By Lee Sustar | August 6, 2004 | Page 15

UNITED AIRLINES is attacking unionized workers' pensions in a move that's likely to trigger similar cutbacks across the industry. In mid-July, United–which is operating under supervision of bankruptcy court–skipped a $72 million payment to the Pension Benefit Guaranty Corp. (PBGC), the federal agency that insures retirement pay for millions of workers at many of the country's largest corporations.

United–whose pensions are underfunded by $7.5 billion–claimed the move was necessary in order to secure a deal for $1 billion in financing. It was illegal to skip the pension payment, according to a PBGC spokesperson.

Unions at United have protested. But United CEO Glenn Tilton is calculating that his strong-arm tactics will force both the unions–which have already taken $2.5 billion in concessions–to roll over.

If he gets away with it, it'll be because Congress has already signaled open season on pensions with a law passed earlier this year that allows companies to reduce their pension contributions. This will worsen the crisis at the PBGC, where funds for potential pension liabilities were $350 billion in the red last year.

"We are now in an environment where employers want to get out of the pension business," John Hotz of the Pension Rights Center told the Chicago Tribune. "So they are going to use examples like United to push for government regulations favorable to companies or simply jettison their own plans." If United dumps its pension plans, the PBGC would pick up the tab–but could pay as little as half of the money owed to retirees.

In 2001, TWA–since bought out by American–dropped pension funds covering 36,500 workers, leaving the PBGC to cover TWA's obligations with substandard benefits. US Airways last year dumped its pilots' pension fund into the PBGC–and if United follows suit, the remaining airline industry giants, Delta and American, would likely follow suit.
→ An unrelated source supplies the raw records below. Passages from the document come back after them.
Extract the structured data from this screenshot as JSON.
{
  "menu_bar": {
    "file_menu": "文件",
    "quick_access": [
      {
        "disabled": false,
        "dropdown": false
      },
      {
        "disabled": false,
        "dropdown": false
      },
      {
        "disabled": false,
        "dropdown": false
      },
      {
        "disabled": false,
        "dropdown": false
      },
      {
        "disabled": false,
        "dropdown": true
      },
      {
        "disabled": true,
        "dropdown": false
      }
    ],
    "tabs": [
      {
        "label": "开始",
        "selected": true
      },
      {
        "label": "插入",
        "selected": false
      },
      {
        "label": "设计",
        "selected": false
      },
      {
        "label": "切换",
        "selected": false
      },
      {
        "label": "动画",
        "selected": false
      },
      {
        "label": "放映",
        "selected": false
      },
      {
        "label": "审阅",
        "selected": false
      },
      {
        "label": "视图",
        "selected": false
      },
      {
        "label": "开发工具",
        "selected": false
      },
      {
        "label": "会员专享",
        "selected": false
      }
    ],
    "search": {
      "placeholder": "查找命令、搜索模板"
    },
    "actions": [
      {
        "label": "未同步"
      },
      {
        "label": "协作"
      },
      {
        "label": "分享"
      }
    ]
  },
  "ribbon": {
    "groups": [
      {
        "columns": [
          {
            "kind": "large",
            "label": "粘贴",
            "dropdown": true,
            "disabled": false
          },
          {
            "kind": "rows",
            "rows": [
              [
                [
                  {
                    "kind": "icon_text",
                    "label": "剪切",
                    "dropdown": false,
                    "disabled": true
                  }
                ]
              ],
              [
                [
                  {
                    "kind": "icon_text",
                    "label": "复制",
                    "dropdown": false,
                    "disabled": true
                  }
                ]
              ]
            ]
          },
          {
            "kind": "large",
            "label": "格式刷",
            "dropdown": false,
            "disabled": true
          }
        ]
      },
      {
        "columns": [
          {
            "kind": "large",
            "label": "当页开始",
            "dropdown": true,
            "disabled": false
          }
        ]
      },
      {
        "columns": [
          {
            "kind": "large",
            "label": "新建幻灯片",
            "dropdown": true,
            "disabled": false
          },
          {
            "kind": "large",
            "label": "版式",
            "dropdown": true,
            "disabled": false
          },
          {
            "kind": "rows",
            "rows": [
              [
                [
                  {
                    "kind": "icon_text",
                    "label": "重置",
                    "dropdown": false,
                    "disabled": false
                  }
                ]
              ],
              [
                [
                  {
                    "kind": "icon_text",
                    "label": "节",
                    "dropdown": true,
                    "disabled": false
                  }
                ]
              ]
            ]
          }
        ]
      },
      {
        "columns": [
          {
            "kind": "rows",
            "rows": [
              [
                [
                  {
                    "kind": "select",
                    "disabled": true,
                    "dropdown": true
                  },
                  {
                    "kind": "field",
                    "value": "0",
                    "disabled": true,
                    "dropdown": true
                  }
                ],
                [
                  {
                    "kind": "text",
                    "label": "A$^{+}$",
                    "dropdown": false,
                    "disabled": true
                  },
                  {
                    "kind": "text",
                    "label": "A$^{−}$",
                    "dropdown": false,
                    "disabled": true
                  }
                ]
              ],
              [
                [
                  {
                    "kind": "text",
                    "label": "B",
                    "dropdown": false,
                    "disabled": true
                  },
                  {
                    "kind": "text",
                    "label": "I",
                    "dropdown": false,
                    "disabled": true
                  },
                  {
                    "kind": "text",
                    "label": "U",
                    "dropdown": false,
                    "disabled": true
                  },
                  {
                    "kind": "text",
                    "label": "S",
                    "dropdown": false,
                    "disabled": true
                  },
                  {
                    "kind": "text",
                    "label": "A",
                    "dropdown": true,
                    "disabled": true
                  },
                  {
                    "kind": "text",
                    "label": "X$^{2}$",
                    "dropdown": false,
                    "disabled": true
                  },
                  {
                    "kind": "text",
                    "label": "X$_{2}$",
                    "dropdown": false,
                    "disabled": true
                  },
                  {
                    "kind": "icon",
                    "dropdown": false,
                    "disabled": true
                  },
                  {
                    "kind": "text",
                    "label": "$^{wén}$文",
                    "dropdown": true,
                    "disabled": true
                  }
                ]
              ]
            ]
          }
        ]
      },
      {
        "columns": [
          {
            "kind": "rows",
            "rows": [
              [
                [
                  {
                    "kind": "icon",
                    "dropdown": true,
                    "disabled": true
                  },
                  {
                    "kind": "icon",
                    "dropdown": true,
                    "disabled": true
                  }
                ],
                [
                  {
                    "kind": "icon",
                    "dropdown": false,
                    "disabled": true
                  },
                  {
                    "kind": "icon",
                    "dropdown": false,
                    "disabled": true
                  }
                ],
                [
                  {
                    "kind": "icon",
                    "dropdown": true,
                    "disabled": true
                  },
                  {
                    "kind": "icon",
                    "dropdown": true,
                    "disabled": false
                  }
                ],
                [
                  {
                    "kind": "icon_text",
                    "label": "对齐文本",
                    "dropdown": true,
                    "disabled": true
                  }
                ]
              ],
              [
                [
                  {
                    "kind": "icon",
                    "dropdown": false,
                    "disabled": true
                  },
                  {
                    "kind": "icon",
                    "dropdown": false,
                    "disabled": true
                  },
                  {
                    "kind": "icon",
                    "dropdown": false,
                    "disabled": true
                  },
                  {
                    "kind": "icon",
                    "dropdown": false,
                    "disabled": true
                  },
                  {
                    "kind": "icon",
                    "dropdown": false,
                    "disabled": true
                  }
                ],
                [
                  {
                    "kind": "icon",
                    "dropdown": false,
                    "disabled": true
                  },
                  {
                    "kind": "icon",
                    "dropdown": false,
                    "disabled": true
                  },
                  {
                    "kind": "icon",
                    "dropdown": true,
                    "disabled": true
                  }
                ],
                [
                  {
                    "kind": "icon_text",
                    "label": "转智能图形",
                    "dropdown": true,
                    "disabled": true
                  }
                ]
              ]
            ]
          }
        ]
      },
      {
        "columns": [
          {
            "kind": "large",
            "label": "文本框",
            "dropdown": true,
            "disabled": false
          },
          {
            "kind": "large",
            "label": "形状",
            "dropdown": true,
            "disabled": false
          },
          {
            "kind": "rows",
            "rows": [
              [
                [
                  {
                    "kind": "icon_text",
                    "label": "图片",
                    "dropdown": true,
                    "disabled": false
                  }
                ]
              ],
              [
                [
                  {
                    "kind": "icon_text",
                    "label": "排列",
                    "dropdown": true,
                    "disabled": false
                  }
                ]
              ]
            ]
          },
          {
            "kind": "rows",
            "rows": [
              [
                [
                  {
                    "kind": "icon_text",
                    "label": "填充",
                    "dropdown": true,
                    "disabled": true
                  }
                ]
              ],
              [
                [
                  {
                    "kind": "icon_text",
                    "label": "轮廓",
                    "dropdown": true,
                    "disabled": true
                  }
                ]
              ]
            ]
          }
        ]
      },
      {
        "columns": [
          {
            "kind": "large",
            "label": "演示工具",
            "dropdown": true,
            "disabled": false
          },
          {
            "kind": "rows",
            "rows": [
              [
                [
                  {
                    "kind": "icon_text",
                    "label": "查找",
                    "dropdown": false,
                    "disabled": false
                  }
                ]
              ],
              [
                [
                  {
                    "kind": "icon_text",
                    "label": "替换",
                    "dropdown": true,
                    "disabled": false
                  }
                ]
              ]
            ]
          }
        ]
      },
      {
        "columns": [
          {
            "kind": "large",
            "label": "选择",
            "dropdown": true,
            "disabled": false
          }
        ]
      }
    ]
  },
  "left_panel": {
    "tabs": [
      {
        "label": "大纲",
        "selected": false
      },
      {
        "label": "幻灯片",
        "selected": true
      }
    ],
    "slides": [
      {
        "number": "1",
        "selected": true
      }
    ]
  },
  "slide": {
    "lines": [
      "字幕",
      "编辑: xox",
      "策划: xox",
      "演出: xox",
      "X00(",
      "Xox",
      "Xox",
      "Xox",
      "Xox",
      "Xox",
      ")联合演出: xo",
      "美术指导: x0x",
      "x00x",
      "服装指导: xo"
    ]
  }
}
This tactic has already been used in the steel industry, where LTV and Bethlehem wiped out pensions to pave the way for mergers with other companies. If the airline industry takes the same course, the result could be a meltdown of the PBGC–and even lower benefits.

"The agency can't take a lot of $5 billion hits, multiple times per year, year after year, and survive," former PBGC director Steven Kandarian told the New York Times. "Eventually, you'll run out of money." Airline executives are going to keep trying to steal workers' future–until unions draw the line on further concessions and fight back.